Saudara-Saudara pendengar yang kami kasihi, di mana pun anda berada. Anda kembali bersama kami pada acara TELAGA (Tegur Sapa Gembala Keluarga). Saya Gunawan Santoso dari Lembaga Bina Keluarga Kristen akan berbincang-bincang dengan Bp.Pdt.Dr.Paul Gunadi. Beliau adalah seorang pakar dalam bidang konseling serta dosen di Seminari Alkitab Asia Tenggara, Malang. Perbincangan kami kali ini tentang "Bantal Keluarga". Kami percaya acara ini pasti bermanfaat bagi kita sekalian dan dari studio kami mengucapkan selamat mengikuti.
Lengkap
GS : Mengenai bantal, kita sehari-hari berjumpa dengan benda ini bahkan menggunakannya tetapi kalau dikaitkan dengan keluarga sebenarnya apa maksud judul dari perbincangan kita ini?
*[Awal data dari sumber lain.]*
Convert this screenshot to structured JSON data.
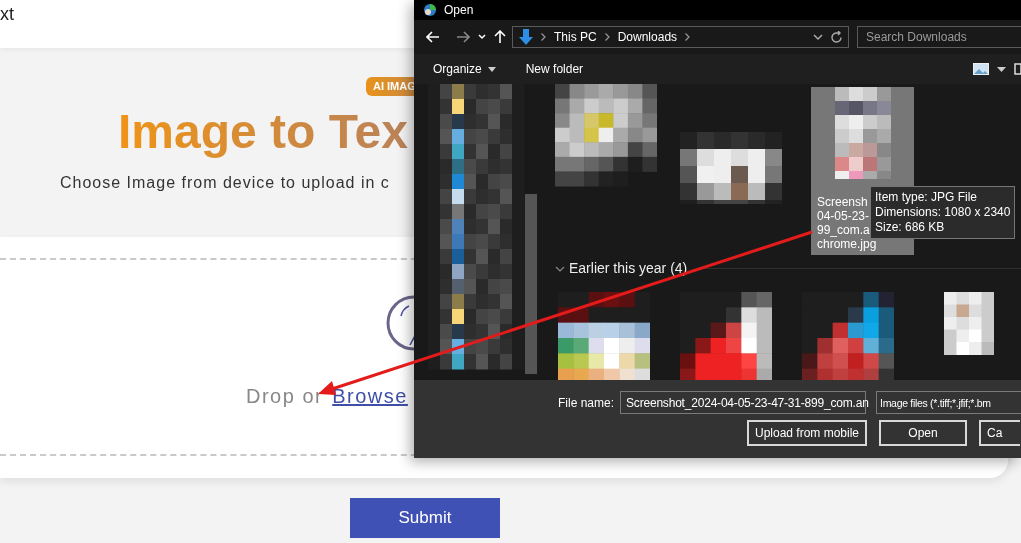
{
  "page": {
    "header_text": "xt",
    "badge": "AI IMAG",
    "title": "Image to Tex",
    "subtitle": "Choose Image from device to upload in c",
    "drop_text": "Drop or",
    "browse_link": "Browse",
    "submit": "Submit"
  },
  "dialog": {
    "title": "Open",
    "breadcrumb": [
      "This PC",
      "Downloads"
    ],
    "search_placeholder": "Search Downloads",
    "toolbar": [
      "Organize",
      "New folder"
    ],
    "recent_files": [
      {
        "selected": false
      },
      {
        "selected": false
      },
      {
        "selected": true,
        "caption": [
          "Screensh",
          "04-05-23-",
          "99_com.a",
          "chrome.jpg"
        ]
      }
    ],
    "group": {
      "label": "Earlier this year (4)",
      "expanded": true
    },
    "tooltip": [
      "Item type: JPG File",
      "Dimensions: 1080 x 2340",
      "Size: 686 KB"
    ],
    "file_name_label": "File name:",
    "file_name": "Screenshot_2024-04-05-23-47-31-899_com.an",
    "file_type": "Image files (*.tiff;*.jfif;*.bm",
    "buttons": [
      "Upload from mobile",
      "Open",
      "Ca"
    ]
  }
}
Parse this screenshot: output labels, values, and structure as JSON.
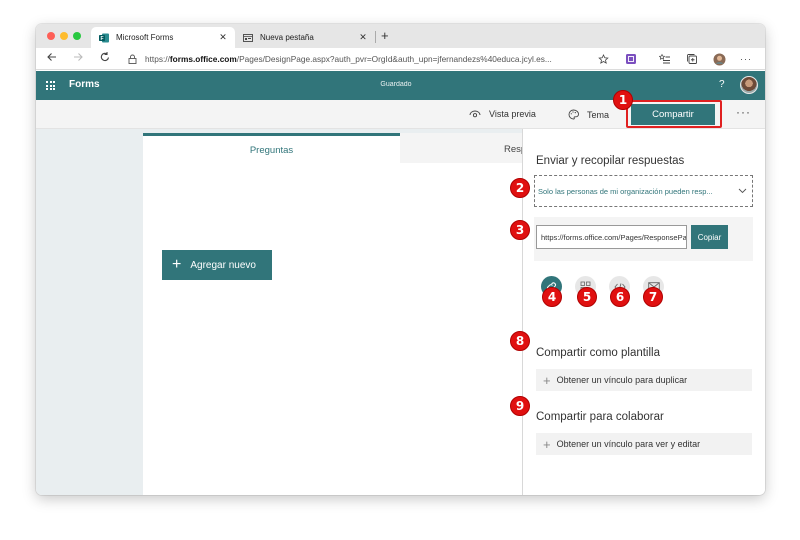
{
  "browser": {
    "tabs": [
      {
        "title": "Microsoft Forms",
        "close": "✕",
        "active": true
      },
      {
        "title": "Nueva pestaña",
        "close": "✕",
        "active": false
      }
    ],
    "new_tab": "+",
    "url_prefix": "https://",
    "url_domain": "forms.office.com",
    "url_rest": "/Pages/DesignPage.aspx?auth_pvr=OrgId&auth_upn=jfernandezs%40educa.jcyl.es...",
    "more": "···"
  },
  "appbar": {
    "app_name": "Forms",
    "save_status": "Guardado",
    "help": "?"
  },
  "toolbar": {
    "preview_label": "Vista previa",
    "theme_label": "Tema",
    "share_label": "Compartir",
    "more": "···"
  },
  "form": {
    "tabs": [
      "Preguntas",
      "Respuestas"
    ],
    "add_new_label": "Agregar nuevo",
    "add_new_icon": "+"
  },
  "share_panel": {
    "send_heading": "Enviar y recopilar respuestas",
    "audience_value": "Solo las personas de mi organización pueden resp...",
    "link_value": "https://forms.office.com/Pages/ResponsePage.aspx",
    "copy_label": "Copiar",
    "share_options": [
      "link-icon",
      "qr-code-icon",
      "embed-code-icon",
      "email-icon"
    ],
    "template_heading": "Compartir como plantilla",
    "template_link_label": "Obtener un vínculo para duplicar",
    "collab_heading": "Compartir para colaborar",
    "collab_link_label": "Obtener un vínculo para ver y editar"
  },
  "badges": [
    "1",
    "2",
    "3",
    "4",
    "5",
    "6",
    "7",
    "8",
    "9"
  ],
  "colors": {
    "accent": "#31757a",
    "badge": "#e01010"
  }
}
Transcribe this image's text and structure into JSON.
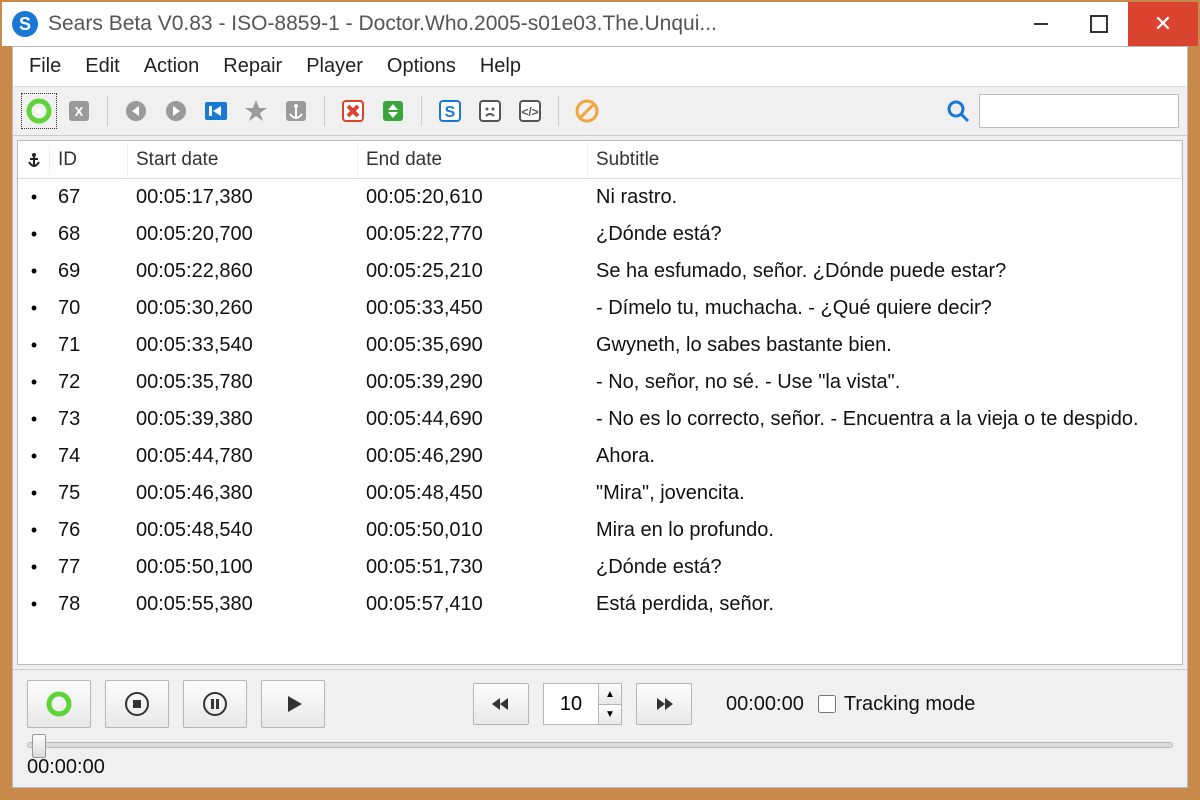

PG : Sebelum saya menjawab hal itu, saya harus menjelaskan terlebih dahulu tentang dua konsep yang nanti akan kita angkat. Yang pertama, konsep menoleransi atau mengakomodasi. Yang saya maksu dengan konsep mengakomodasi atau menoleransi adalah kita menerima kelemahan pasangan atau anak kita.
Akan ada hal-hal tentang pasangan atau anak kita yang tidak kita sukai. Keluarga mesti juga didirikan di atas akomodasi atau penerimaan ini, kita tidak bisa terus-menerus menuntut baik pasangan atau anak kita menjadi seperti yang kita harapkan, mesti ada yang kita terima, mesti ada yang tidak kita persoalkan. Konsep kedua yang juga ingin saya angkat adalah konsep membangun. Membangun artinya kita harus melakukan hal-hal yang menyenangkan hati pasangan atau anak kita. Atau kalau kita adalah anak melakukan hal-hal yang menyenangkan hati orangtua kita. Inilah yang saya maksud dengan bantal keluarga, dan kenapa saya menyebutnya bantal sebab hal-hal yang kita lakukan atau perbuatan-perbuatan kita yang menyenangkan hati baik pasangan maupun anak itu akan menjadi bantal tatkala konflik muncul. Misalkan sewaktu kita sedang bertengkar, kalau tidak ada bantalnya atau dengan kata lain jarang kita ini menerima hal-hal yang kita inginkan dari pasangan; kemarahan kita tatkala konflik akan lebih mudah berkobar. Tapi kalau misalkan kita mempunyai cukup banyak bantal, karena banyak hal-hal yang dilakukan oleh pasangan kita yang baik, yang menyenangkan hati kita; waktu kita konflik meskipun kita marah-kemarahan kita otomatis tidak akan terlalu besar karena memang sudah ditutupi oleh bantal tersebut.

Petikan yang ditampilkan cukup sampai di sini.